Ces stéréotypes ne sont pas seulement véhiculés par des dirigeants opportunistes. Ils sont aussi le résultat d’identités ethniques qui ont été historiquement construites. Cela ne les rend pas moins dangereux, voire mortels. Les territoires ethniques imaginaires étant une source majeure de frictions politiques et de persécutions dans le monde, il est important d’étudier comment ils ont été ou sont créés et utilisés dans les conflits. Dans un article récent, j’ai disséqué la manière dont les identités ethniques ont été imaginées et construites historiquement, et comment elles ont été utilisées dans les luttes politiques pour l’accès au pouvoir et aux ressources dans l’est de la République démocratique du Congo (RDC).
Anciennement connue sous le nom de Zaïre, la RDC est le deuxième plus grand pays d’Afrique et compte 90 millions d’habitants. Une partie importante de sa population rurale est administrée par pas moins de 250 chefferies traditionnelles. Celles-ci sont dirigées par des chefs coutumiers qui sont reconnus par le gouvernement et qui appliquent à la fois le droit moderne et le droit coutumier.

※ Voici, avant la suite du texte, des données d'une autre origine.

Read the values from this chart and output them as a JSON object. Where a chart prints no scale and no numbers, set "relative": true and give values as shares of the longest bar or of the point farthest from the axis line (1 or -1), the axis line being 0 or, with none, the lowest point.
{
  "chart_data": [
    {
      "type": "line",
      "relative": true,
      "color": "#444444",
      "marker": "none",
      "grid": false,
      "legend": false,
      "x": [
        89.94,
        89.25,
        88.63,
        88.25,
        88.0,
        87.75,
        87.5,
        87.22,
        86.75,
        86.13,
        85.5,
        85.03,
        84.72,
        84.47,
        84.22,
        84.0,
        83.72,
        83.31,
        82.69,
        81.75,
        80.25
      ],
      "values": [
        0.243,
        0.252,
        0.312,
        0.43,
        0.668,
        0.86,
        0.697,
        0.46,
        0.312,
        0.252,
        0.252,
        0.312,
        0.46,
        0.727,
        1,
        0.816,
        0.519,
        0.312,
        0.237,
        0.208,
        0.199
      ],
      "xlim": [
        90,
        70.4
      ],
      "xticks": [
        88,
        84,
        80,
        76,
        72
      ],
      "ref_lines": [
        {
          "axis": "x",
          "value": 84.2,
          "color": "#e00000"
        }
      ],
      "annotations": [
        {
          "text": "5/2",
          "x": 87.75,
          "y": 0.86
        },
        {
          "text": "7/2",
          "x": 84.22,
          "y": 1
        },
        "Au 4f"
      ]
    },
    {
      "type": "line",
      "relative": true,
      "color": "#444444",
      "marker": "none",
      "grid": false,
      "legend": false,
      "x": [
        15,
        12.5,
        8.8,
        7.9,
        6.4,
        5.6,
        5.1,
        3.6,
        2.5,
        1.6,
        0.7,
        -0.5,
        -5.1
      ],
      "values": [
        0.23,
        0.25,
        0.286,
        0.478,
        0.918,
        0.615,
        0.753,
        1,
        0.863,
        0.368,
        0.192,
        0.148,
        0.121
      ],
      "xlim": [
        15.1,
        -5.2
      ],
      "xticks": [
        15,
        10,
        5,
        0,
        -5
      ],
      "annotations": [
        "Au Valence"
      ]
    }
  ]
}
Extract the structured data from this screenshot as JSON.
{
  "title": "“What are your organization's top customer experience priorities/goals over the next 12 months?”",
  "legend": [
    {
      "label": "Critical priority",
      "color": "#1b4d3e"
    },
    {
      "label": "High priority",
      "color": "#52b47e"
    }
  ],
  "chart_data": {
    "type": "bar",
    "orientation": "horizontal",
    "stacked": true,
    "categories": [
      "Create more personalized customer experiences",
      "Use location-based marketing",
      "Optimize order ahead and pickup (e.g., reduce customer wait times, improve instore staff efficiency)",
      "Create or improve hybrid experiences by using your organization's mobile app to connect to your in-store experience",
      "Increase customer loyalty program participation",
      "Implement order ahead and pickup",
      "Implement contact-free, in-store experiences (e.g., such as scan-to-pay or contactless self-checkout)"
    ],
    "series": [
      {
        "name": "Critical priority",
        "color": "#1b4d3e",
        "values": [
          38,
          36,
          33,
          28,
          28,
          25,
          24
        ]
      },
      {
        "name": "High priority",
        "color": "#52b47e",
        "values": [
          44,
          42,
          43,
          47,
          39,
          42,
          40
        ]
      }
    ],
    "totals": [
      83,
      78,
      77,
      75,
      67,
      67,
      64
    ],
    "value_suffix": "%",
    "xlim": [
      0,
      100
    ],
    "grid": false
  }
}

Outre les chefferies, il existe une myriade d’autorités coutumières plus petites, comme les groupements et les villages.
Une stratégie de mobilisation efficace
Mon étude se concentre sur la zone située à l’ouest du lac Kivu, connue sous le nom de territoire de Kalehe, qui a été le théâtre de conflits violents pendant plus de deux décennies. La principale conclusion que je tire est que les notions de territoires ethniques exploitées par les belligérants en RDC trouvent leurs racines dans la manière dont le territoire était géré sous le régime colonial belge.
Ce n’est pas négligeable aujourd’hui, car l’ethnicité joue toujours un rôle important dans l’est de la RDC. L’évocation de récits ethniques est une stratégie de mobilisation efficace en raison de la méfiance mutuelle, solidement ancrée, et de la peur qui prévaut. C’est particulièrement vrai dans les régions marquées par des conflits violents persistants, comme Kalehe et Uvira, plus au sud.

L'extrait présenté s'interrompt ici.